Due to the energy crisis, sewage treatment plants nationwide lack the means to clean the wastewater – with possibly fatal consequences for rivers, reports the magazine “Spiegel”. Chemical companies can therefore currently hardly supply precipitants.

During chemical water purification, the iron or aluminum salts bind dissolved phosphates in the waste water and prevent these nutrients from getting into rivers and canals in excessive concentrations with the treated waste water. Without any precipitants, municipal sewage treatment plants are forced to discharge wastewater with a high phosphate content and exceed limit values.

The environment ministries in Schleswig-Holstein, Lower Saxony and Mecklenburg-Western Pomerania have initiated a corresponding permit, the “Spiegel” learned on request.

This could endanger the stressed German waters in some places after the dry summer and trigger uncontrolled growth of algae.
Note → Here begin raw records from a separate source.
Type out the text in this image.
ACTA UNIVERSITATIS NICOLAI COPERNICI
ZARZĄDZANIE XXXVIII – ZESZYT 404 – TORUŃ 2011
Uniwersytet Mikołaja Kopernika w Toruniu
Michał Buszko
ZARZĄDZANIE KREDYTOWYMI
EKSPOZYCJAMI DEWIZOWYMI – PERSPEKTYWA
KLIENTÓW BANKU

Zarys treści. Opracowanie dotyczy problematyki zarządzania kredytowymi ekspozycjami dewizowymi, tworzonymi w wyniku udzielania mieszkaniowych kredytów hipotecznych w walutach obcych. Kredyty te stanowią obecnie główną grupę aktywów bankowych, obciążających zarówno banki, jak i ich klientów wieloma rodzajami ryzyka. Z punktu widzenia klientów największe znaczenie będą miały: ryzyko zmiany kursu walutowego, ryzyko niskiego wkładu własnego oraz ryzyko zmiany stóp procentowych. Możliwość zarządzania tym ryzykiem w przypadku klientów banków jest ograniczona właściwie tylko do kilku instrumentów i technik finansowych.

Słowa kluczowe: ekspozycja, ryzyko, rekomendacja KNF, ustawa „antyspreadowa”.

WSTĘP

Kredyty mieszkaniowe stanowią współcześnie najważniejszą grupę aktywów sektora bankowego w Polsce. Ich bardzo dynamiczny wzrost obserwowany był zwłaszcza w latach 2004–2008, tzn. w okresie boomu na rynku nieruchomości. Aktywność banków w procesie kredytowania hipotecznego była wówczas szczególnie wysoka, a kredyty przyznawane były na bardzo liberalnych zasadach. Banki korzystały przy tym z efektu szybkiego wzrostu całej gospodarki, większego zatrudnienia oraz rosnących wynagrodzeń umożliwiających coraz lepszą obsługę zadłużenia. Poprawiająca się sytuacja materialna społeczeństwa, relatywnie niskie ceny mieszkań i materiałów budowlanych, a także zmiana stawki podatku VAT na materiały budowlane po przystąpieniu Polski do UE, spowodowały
Phosphates are fertilizers for algae. If there is a strong algal bloom, waters tip over due to insufficient oxygen content and living beings die, the magazine continues.

Problems would then quickly arise in individual bodies of water, according to the German Association for Water Management, Wastewater and Waste DWA. Experts even warn against “prescribed eutrophication”.

The main reason for the shortage of precipitants is the energy crisis. Due to high energy costs, many manufacturers hardly produce hydrochloric acid, a basic product for the production of precipitants.